Lors de la cérémonie dans la basilique St-Pierre, où pour la première fois, il rencontrait l’ensemble de l’épiscopat italien, le pape n’a pas pratiqué la « langue de buis » comme on dit ici. Il a appelé les évêques à conserver une « vigilance » spirituelle contre la tiédeur et le carriérisme, soulignant que l’évêque n’est pas un fonctionnaire, mais le signe de la présence et de « l'action du Seigneur ressuscité ».

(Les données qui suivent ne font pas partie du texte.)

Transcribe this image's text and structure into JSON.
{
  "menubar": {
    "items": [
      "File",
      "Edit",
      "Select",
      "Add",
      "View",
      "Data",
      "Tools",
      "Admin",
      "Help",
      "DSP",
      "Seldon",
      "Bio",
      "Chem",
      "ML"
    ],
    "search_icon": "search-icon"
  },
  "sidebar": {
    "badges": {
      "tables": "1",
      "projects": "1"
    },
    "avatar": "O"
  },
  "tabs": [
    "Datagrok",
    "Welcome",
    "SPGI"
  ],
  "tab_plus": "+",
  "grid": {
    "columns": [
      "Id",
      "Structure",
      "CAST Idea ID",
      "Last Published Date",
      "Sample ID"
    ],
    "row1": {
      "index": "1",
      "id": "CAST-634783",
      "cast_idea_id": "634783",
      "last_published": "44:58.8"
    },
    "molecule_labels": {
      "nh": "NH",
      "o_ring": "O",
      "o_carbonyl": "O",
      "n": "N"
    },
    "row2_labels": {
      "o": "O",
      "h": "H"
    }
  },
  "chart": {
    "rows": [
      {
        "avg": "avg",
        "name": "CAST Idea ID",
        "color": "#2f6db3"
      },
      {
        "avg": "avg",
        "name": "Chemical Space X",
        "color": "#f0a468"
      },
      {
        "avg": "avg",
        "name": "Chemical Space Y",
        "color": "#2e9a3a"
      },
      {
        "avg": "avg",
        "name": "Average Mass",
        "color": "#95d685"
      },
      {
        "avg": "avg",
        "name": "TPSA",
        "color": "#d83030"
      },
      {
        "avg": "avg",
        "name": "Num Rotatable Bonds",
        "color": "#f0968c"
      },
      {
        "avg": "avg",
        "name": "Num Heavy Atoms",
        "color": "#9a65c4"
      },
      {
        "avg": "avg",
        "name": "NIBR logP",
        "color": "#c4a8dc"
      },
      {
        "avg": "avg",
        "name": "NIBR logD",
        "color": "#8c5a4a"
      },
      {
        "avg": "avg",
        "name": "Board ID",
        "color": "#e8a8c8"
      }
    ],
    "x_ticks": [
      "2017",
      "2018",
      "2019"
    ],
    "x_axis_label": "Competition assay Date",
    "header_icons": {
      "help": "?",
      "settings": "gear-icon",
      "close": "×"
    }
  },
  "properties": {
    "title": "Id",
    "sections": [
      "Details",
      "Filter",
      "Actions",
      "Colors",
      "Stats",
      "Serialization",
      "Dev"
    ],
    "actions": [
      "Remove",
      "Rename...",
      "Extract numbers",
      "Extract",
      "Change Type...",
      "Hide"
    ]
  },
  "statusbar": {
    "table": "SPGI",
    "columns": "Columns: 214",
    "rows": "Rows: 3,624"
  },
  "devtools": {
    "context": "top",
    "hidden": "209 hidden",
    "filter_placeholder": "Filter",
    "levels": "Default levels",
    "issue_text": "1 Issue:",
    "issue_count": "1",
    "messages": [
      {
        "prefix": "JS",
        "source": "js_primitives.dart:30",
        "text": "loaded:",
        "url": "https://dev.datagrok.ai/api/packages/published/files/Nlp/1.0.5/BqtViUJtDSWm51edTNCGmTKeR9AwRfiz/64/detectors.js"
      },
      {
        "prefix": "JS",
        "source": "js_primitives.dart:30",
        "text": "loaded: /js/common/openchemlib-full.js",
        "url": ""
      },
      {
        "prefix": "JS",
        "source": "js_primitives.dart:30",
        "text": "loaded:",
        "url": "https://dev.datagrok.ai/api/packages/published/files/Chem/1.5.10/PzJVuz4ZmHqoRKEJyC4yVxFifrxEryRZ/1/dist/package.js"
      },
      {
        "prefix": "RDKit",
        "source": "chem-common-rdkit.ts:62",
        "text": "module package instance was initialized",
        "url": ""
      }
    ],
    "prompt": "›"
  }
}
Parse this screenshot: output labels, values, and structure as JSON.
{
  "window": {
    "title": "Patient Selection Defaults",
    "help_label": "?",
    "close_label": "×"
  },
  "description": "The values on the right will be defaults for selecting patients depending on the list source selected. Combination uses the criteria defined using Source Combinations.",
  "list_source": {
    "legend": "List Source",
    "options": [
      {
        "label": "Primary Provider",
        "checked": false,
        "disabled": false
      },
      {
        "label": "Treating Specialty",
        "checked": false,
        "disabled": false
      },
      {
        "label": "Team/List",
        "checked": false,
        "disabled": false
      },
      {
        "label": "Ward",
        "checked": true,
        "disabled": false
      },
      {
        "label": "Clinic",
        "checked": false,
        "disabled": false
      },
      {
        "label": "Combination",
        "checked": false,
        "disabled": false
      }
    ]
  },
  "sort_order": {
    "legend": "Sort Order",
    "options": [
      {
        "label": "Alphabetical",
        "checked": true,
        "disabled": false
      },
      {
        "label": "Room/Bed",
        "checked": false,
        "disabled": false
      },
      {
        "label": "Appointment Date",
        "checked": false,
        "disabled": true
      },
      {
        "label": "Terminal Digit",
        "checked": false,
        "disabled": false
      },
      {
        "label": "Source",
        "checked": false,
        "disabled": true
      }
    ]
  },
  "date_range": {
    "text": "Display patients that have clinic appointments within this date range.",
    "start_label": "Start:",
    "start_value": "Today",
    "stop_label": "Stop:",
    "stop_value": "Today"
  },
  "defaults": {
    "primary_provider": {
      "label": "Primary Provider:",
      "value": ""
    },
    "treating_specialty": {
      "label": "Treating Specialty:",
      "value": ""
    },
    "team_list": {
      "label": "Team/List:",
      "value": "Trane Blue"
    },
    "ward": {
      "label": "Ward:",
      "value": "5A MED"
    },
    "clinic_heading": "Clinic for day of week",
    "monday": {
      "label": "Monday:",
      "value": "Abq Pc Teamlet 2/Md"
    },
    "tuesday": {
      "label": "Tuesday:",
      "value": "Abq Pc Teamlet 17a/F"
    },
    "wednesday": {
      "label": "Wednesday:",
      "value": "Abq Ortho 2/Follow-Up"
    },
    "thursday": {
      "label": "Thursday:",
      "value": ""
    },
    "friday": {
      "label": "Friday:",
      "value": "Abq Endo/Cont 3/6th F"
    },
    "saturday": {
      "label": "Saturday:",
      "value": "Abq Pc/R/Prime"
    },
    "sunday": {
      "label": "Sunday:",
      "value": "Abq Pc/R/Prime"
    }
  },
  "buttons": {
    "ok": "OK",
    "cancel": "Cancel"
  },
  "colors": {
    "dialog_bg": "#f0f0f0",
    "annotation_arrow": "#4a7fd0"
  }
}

Pointant le danger de la flatterie de l'argent, et les compromis avec l'esprit du monde, il a appelé les prélats italiens à « mettre de côté toute forme d'arrogance» dans un discours aux accents de réquisitoire. « Nous devons veiller sur le troupeau de Dieu non en se prenant pour les patrons des personnes qui nous sont confiées, mais en étant pour elles des modèles » a-t-il martelé.
Un poids politique incontestable
Le pape a parlé comme évêque de Rome et primat d’Italie comme le veut son statut et a en quelque sorte sermonné « ses évêques ». Avec près de 300 prélats, l’Eglise italienne est l’une des plus puissantes, elle a son quotidien, l’Avvenire, et sa propre chaîne de télévision, TV 2000. Depuis 1984, l’Église d’Italie bénéficie par ailleurs des fruits du concordat avec l’État qui fait qu’elle reçoit chaque année huit pour mille des ressources fiscales du pays. Cela représentait plus d’un milliard d’euros en 2012.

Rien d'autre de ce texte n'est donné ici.